Why do I believe in God?

I took a sip of my hot tea. I sat my hot tea back on the table. I re-positioned my legs. I got up, walked to the bathroom, closed the door, looked in the mirror, and walked back to my table.

The question was still there.

Why do I believe in God?

It wasn't leaving. Written right before my eyes in my sloppy handwriting, on a piece of cheap notebook paper was the question that I was facing.

I wish I could tell you I wrote down really quickly a reply. Something like, "Cause the Bible tells me so," or "because God is awesome," or "because of all God created." But, I didn't.

I just sat there. I didn't want to answer it with a stereotypical, church kid answer. I couldn't, because if I did I knew I would be fooling myself.

The thing is, God does make sense. I mean, there had to be something to create this universe. There had to be a beginning and Someone had to begin that beginning. But, I'm no longer satisfied with accepting the truth of God simply because it is culturally expected. I am no longer okay with living up to the expectations of my family.

I have been atheist before. It sucked. It seemed fulfilling at times, but I had no real purpose. I was without life, without hope, and without love.

I surrendered myself to the pursuit of Christ.

For the past two years I have been thinking I had found Him. I found Him at church on Sunday, at Bible studies, in conversations with family and friends about His greatness.

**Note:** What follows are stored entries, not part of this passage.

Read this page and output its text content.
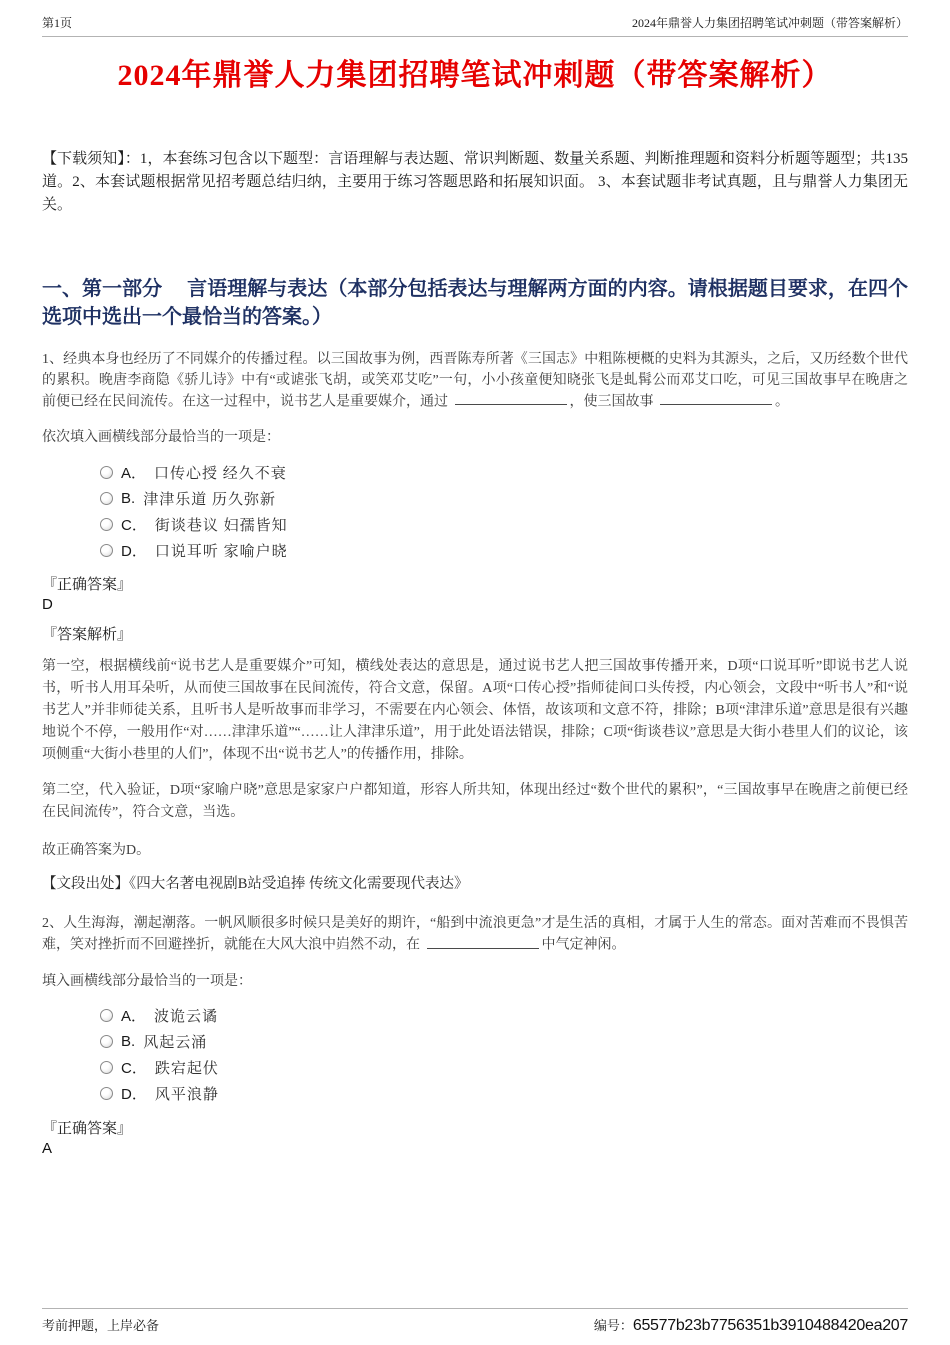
第1页	2024年鼎誉人力集团招聘笔试冲刺题（带答案解析）
2024年鼎誉人力集团招聘笔试冲刺题（带答案解析）

【下载须知】：1，本套练习包含以下题型：言语理解与表达题、常识判断题、数量关系题、判断推理题和资料分析题等题型；共135道。2、本套试题根据常见招考题总结归纳，主要用于练习答题思路和拓展知识面。 3、本套试题非考试真题，且与鼎誉人力集团无关。

一、第一部分　 言语理解与表达（本部分包括表达与理解两方面的内容。请根据题目要求，在四个选项中选出一个最恰当的答案。）

1、经典本身也经历了不同媒介的传播过程。以三国故事为例，西晋陈寿所著《三国志》中粗陈梗概的史料为其源头，之后，又历经数个世代的累积。晚唐李商隐《骄儿诗》中有“或谑张飞胡，或笑邓艾吃”一句，小小孩童便知晓张飞是虬髯公而邓艾口吃，可见三国故事早在晚唐之前便已经在民间流传。在这一过程中，说书艺人是重要媒介，通过	，使三国故事	。

依次填入画横线部分最恰当的一项是：

A． 口传心授 经久不衰
B. 津津乐道 历久弥新
C． 街谈巷议 妇孺皆知
D． 口说耳听 家喻户晓
『正确答案』
D
『答案解析』

第一空，根据横线前“说书艺人是重要媒介”可知，横线处表达的意思是，通过说书艺人把三国故事传播开来，D项“口说耳听”即说书艺人说书，听书人用耳朵听，从而使三国故事在民间流传，符合文意，保留。A项“口传心授”指师徒间口头传授，内心领会，文段中“听书人”和“说书艺人”并非师徒关系，且听书人是听故事而非学习，不需要在内心领会、体悟，故该项和文意不符，排除；B项“津津乐道”意思是很有兴趣地说个不停，一般用作“对……津津乐道”“……让人津津乐道”，用于此处语法错误，排除；C项“街谈巷议”意思是大街小巷里人们的议论，该项侧重“大街小巷里的人们”，体现不出“说书艺人”的传播作用，排除。

第二空，代入验证，D项“家喻户晓”意思是家家户户都知道，形容人所共知，体现出经过“数个世代的累积”，“三国故事早在晚唐之前便已经在民间流传”，符合文意，当选。

故正确答案为D。

【文段出处】《四大名著电视剧B站受追捧 传统文化需要现代表达》

2、人生海海，潮起潮落。一帆风顺很多时候只是美好的期许，“船到中流浪更急”才是生活的真相，才属于人生的常态。面对苦难而不畏惧苦难，笑对挫折而不回避挫折，就能在大风大浪中岿然不动，在	中气定神闲。

填入画横线部分最恰当的一项是：

A． 波诡云谲
B. 风起云涌
C． 跌宕起伏
D． 风平浪静
『正确答案』
A
考前押题，上岸必备	编号： 65577b23b7756351b3910488420ea207
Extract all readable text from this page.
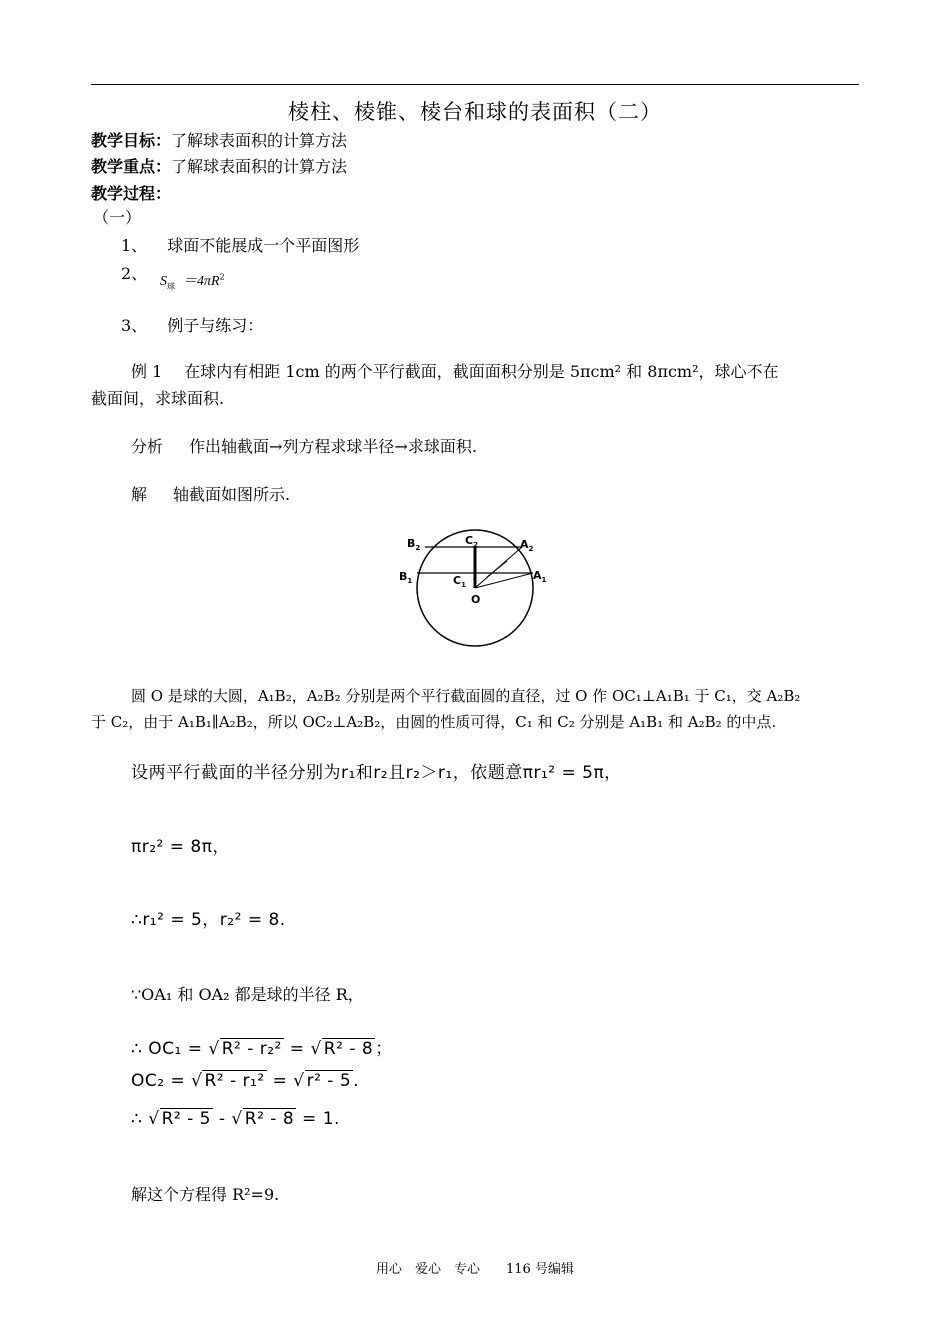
棱柱、棱锥、棱台和球的表面积（二）
教学目标：了解球表面积的计算方法
教学重点：了解球表面积的计算方法
教学过程：
（一）
1、 球面不能展成一个平面图形
2、 $S_球 =4\pi R^2$
3、 例子与练习：
例 1 在球内有相距 1cm 的两个平行截面，截面面积分别是 5πcm² 和 8πcm²，球心不在
截面间，求球面积.
分析 作出轴截面→列方程求球半径→求球面积.
解 轴截面如图所示.
$B_2$
$C_2$	$A_2$
$B_1$	$C_1$
$A_1$
O
圆 O 是球的大圆，A₁B₂，A₂B₂ 分别是两个平行截面圆的直径，过 O 作 OC₁⊥A₁B₁ 于 C₁，交 A₂B₂
于 C₂，由于 A₁B₁∥A₂B₂，所以 OC₂⊥A₂B₂，由圆的性质可得，C₁ 和 C₂ 分别是 A₁B₁ 和 A₂B₂ 的中点.
设两平行截面的半径分别为r₁和r₂且r₂＞r₁，依题意πr₁² = 5π，
πr₂² = 8π，
∴r₁² = 5，r₂² = 8.
∵OA₁ 和 OA₂ 都是球的半径 R，
∴ OC₁ = √ R² - r₂² = √ R² - 8 ；
OC₂ = √ R² - r₁² = √ r² - 5 .
∴ √ R² - 5 - √ R² - 8 = 1.
解这个方程得 R²=9.
用心　爱心　专心　　116 号编辑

But, what if God is not meant to be contained in only certain conversations under certain circumstances? What if I began a pursuit of God in every aspect of my life?

What if I said, "No more finding God in a church building" but "I am going to find God and the church on the streets, in crowded clubs, at the park, and in the midst of chaos"? Would I find Him?

I don't know what God is wanting me to do, but I can tell He is wanting to do something.

I can tell He is tired of my lukewarm, church girl living.

'Cause guess what? Life isn't all about church.

Yes, I have finally realized how necessary church is (coming from a hard core anti-organized religion believer this is a pretty big deal) but it isn't everything. Because the way I do church is on Sunday mornings.

The way God calls us to do church is everyday, in every situation, and in every moment.

No more lukewarm living. No more rehearsed answers. No more living life half-ass.

This is God. He is the boss. He decides truth. He tells us where to go, what to say, and how to say it.

And if we let Him, we may even find God in every single second of our lives.

Now, doesn't that sound like an answer to, "Why do I believe in God?"